O verão mais estranho do século na Espanha
Com movimento 83% mais baixo nos principais aeroportos e hotéis vazios, viajar pela Espanha agora até tem suas vantagens, mas é esquisito demais
Desde que a pandemia começou, especulávamos sobre como seria o turismo de verão em 2020 na Europa. Afinal de contas, é na estação mais quente do ano que o setor faz grande parte do seu pé de meia. Após meses de restrições de circulação e lockdown, esperava-se que as viagens fossem reativadas nesse período, ainda que com muita precaução e altas doses de incerteza.
De fato, entre o fim de junho e meados de julho, vivemos uma alegria efêmera por aqui, em um ambiente que até dava para chamar de próximo da normalidade. Muitas das tendências apontadas de antemão para o setor do turismo se confirmaram: viagens predominantemente nacionais ou a países vizinhos, mais casa alugada e menos hotel, destinos de natureza bombando. Quase todos os meus amigos, por exemplo, tiraram férias dentro das fronteiras da Espanha e muitos deles foram explorar picos no interior dos quais eu nunca tinha ouvido falar.
A freada em seco veio no fim de julho, quando a situação sanitária na Espanha começou a piorar, antecipando uma situação que todos sabíamos que aconteceria, mas que os especialistas tinham previsto para o outono. Barcelona, uma das zonas mais afetadas por novos casos de covid-19, entrou em uma espécie de quarentena light novamente. A partir de então, o Reino Unido recomendou seus cidadãos a evitar viagens para a Espanha e, de lá pra cá, vários países (inclusive a Alemanha) tomaram medidas parecidas, jogando um balde de água fria em um setor do turismo que já andava moribundo e que representa 12% do PIB do país.
Quietinha em Menorca desde maio, a minha sensação era a de que o verão continuava acontecendo. É certo que, em julho, apenas 60% dos hotéis da ilha estavam funcionando e que a ocupação média deles não passou de 38%. Ainda assim, tínhamos passado de zero turista em junho a uma situação de praias relativamente cheias, restaurantes com movimento razoável e ruas com gente e vida, o que dá uma falsa sensação de que as coisas estão minimamente nos eixos.
Foi chegando a Barcelona, na semana passada, que me dei conta da gravidade da situação. Em pleno mês de agosto, o aeroporto estava extremamente vazio. Nem todas as lojas dos terminais estavam abertas. Com razão. Mango, a loja oficial do Barça, Desigual e outros hits se encontravam totalmente às moscas quando passei por lá (em uma sexta-feira à tarde!).
As estatísticas atestam o que vi. Em julho, o movimento do aeroporto da capital catalã registrou um movimento 83% mais baixo do que o normal para essa época do ano. Em agosto, depois dos alertas emitidos pelos países vizinhos, a tendência é que fique ainda mais tranquilo. O marasmo do terminal se reflete na cidade: apenas 120 dos 500 hotéis de Barcelona estão abertos atualmente, com ocupação média de 12% (em julho chegou a 25%)!
Para quem está viajando por Barcelona e a Espanha em geral atualmente, há várias vantagens. Comer no Mercado de la Boqueria sem dar ou receber cotoveladas, visitar museus sem fila e perambular pelas Ramblas vazias são alguns milagres possíveis atualmente. Isso sem falar em tarifas de hotéis. No W, por exemplo, quartos de 450 euros estão sendo reservados por 180. Mas não dá pra não se sentir mal com tudo o que está por trás disso – eu, pelo menos, não consigo.
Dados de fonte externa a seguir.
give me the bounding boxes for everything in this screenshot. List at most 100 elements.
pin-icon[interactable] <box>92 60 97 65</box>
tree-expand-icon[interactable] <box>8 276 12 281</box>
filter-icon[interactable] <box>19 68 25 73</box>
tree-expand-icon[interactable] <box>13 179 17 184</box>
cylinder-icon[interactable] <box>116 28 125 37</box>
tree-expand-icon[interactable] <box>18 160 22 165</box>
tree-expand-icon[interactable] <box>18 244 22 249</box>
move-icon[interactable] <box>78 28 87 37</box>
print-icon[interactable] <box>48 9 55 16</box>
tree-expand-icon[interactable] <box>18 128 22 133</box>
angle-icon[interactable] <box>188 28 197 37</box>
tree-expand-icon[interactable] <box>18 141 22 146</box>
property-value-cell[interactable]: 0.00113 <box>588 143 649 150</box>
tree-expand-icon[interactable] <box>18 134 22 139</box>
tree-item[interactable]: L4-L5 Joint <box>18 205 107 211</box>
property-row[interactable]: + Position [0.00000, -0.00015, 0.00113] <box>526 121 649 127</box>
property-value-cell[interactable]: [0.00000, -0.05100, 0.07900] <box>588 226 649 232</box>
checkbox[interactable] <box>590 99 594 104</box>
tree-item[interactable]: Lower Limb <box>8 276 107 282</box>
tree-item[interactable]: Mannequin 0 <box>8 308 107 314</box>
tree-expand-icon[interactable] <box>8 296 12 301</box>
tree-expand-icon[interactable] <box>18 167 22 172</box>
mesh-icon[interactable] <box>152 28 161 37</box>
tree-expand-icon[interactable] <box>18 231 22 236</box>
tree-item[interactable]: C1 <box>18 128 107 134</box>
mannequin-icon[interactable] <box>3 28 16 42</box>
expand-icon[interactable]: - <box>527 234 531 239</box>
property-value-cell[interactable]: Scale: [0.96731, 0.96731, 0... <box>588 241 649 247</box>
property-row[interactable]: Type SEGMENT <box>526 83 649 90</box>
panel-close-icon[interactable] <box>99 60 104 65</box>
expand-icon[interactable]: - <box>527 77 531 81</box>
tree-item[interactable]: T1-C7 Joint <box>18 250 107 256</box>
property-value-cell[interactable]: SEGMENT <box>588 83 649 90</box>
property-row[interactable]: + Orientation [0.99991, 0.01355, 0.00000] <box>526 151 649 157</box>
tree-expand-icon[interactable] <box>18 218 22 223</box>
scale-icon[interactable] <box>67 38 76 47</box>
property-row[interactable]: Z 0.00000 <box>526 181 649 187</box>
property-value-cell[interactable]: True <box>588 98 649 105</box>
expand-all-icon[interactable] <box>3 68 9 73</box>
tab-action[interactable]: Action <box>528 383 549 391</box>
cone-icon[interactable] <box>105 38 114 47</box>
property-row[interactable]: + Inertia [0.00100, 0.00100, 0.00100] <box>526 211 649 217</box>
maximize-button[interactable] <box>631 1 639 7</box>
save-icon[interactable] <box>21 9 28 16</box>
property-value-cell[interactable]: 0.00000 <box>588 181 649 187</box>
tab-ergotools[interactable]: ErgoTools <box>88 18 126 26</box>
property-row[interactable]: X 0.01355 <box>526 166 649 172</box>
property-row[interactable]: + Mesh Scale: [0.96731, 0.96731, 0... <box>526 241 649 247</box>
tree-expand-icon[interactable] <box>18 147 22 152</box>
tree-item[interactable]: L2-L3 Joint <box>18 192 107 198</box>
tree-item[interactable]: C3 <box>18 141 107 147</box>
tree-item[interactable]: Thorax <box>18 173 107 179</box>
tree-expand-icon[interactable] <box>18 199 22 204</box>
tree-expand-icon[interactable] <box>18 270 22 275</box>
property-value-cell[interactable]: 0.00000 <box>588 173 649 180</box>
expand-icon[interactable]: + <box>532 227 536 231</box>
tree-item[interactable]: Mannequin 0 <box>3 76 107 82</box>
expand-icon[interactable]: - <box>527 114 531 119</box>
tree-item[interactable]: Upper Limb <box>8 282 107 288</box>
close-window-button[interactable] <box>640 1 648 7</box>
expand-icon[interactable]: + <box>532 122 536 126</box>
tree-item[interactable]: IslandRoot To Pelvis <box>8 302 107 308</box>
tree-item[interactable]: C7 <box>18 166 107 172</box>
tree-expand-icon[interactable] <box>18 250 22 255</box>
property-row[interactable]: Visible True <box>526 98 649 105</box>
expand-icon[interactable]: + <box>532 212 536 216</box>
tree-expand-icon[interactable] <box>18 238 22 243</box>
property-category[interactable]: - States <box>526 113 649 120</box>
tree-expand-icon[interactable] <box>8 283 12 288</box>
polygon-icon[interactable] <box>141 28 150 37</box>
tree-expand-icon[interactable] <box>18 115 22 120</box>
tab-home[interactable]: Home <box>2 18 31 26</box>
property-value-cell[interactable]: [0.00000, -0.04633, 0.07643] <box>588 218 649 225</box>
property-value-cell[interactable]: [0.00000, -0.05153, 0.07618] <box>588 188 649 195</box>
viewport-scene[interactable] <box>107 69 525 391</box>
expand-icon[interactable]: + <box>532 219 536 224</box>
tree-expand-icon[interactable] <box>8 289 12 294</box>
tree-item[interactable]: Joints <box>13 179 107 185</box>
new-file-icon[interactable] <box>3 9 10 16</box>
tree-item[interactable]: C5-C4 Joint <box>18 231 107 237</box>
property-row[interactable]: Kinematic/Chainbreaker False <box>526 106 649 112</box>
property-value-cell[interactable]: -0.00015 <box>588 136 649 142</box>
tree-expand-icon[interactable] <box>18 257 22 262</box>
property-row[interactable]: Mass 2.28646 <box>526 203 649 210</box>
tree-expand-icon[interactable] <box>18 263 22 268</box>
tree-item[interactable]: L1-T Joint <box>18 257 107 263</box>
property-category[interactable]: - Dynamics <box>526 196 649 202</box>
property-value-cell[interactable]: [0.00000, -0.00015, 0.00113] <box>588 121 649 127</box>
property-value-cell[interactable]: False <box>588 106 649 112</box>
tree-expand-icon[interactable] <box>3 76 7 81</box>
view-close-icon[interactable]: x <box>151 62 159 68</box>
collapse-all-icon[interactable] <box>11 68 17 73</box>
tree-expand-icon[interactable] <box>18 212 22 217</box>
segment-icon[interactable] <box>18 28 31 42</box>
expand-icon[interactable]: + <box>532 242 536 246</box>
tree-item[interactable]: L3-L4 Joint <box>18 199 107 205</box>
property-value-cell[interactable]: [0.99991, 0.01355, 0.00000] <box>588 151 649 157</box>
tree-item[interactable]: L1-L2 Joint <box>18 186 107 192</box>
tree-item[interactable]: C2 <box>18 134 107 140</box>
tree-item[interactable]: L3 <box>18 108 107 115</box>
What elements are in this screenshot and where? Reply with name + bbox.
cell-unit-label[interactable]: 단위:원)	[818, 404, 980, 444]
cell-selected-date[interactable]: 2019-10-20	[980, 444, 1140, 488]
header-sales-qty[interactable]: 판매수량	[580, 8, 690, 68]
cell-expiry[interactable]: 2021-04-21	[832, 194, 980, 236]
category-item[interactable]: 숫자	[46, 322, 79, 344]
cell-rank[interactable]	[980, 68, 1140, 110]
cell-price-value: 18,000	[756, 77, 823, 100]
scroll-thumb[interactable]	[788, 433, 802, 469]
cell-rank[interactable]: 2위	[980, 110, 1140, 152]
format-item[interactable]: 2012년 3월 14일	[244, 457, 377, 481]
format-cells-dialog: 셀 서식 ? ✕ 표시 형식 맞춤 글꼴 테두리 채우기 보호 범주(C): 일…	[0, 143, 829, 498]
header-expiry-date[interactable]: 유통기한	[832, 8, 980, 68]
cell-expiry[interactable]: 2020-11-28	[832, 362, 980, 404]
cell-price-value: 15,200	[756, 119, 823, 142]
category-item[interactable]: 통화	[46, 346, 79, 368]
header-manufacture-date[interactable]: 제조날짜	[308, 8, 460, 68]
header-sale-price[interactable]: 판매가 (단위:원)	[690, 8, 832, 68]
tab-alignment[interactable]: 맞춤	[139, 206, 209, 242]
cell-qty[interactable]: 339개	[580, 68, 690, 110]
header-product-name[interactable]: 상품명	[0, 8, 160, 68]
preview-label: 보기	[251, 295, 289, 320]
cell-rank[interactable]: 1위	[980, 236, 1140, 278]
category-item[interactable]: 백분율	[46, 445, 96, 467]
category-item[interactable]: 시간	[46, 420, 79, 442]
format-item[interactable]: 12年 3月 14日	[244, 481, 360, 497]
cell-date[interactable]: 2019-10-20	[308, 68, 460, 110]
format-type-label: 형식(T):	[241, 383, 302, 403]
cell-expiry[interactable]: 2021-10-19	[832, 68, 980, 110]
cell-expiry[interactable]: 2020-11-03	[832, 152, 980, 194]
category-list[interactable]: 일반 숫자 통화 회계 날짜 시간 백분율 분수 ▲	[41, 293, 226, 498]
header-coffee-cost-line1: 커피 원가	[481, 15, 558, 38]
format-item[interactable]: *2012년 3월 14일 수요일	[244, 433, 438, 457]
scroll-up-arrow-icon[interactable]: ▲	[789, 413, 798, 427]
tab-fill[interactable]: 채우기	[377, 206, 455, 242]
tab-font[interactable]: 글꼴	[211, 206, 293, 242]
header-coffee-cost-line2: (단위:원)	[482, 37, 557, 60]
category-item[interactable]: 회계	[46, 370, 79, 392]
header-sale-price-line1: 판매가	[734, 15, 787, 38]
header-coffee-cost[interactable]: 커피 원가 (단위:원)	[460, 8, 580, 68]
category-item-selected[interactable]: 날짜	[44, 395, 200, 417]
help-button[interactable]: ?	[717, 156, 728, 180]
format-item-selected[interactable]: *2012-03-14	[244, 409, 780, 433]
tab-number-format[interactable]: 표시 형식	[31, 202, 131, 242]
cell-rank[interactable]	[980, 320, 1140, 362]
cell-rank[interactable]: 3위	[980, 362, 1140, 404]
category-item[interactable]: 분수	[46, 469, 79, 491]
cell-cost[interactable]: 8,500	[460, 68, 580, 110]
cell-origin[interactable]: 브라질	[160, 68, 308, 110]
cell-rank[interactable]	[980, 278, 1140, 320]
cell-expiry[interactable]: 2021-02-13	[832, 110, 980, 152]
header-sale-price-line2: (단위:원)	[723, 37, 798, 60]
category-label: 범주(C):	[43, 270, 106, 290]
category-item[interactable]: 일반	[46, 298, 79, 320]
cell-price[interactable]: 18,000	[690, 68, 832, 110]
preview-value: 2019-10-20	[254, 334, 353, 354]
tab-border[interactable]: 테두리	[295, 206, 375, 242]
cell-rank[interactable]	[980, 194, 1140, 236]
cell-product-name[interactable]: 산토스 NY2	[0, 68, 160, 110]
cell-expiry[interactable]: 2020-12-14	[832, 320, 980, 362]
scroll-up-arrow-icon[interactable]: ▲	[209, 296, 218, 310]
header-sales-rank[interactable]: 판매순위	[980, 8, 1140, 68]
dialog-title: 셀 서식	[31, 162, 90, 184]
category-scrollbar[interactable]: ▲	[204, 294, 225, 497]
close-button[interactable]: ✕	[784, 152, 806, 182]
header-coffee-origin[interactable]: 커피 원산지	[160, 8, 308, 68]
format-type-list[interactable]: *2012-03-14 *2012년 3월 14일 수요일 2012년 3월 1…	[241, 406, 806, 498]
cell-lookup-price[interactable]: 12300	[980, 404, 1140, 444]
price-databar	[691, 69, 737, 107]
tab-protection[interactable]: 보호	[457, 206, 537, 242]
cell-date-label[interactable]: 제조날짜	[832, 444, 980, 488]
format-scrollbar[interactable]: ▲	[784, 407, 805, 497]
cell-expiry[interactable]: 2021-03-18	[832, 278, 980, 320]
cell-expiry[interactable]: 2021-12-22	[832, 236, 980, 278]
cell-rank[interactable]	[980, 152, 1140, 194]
No meu bairro, que fica na área central, mas em uma zona não tão turística, é comum que muitos restaurantes e lojas fechem para férias em agosto. Este ano, no entanto, muitos estabelecimentos desceram a persiana para sempre. Em um raio de 200 metros de casa, pude constatar que minha lojinha de roupas favorita já era, assim como um ótimo restaurante de cozinha latino-americana e um vegetariano. Também fecharam salões de cabeleireiros e padarias. O cenário já é parecido com o da última grande crise econômica, com placas de “aluga-se” por todo lado.
Torcendo para que uma vacina coloque um ponto final nessa situação maluca, aqui desse lado do Atlântico só nos resta aproveitar os últimos raios de sol para tomar forças. Ao que tudo indica, o outono promete muito sofá, baladinha no Zoom e yoga de app. E vamos que vamos.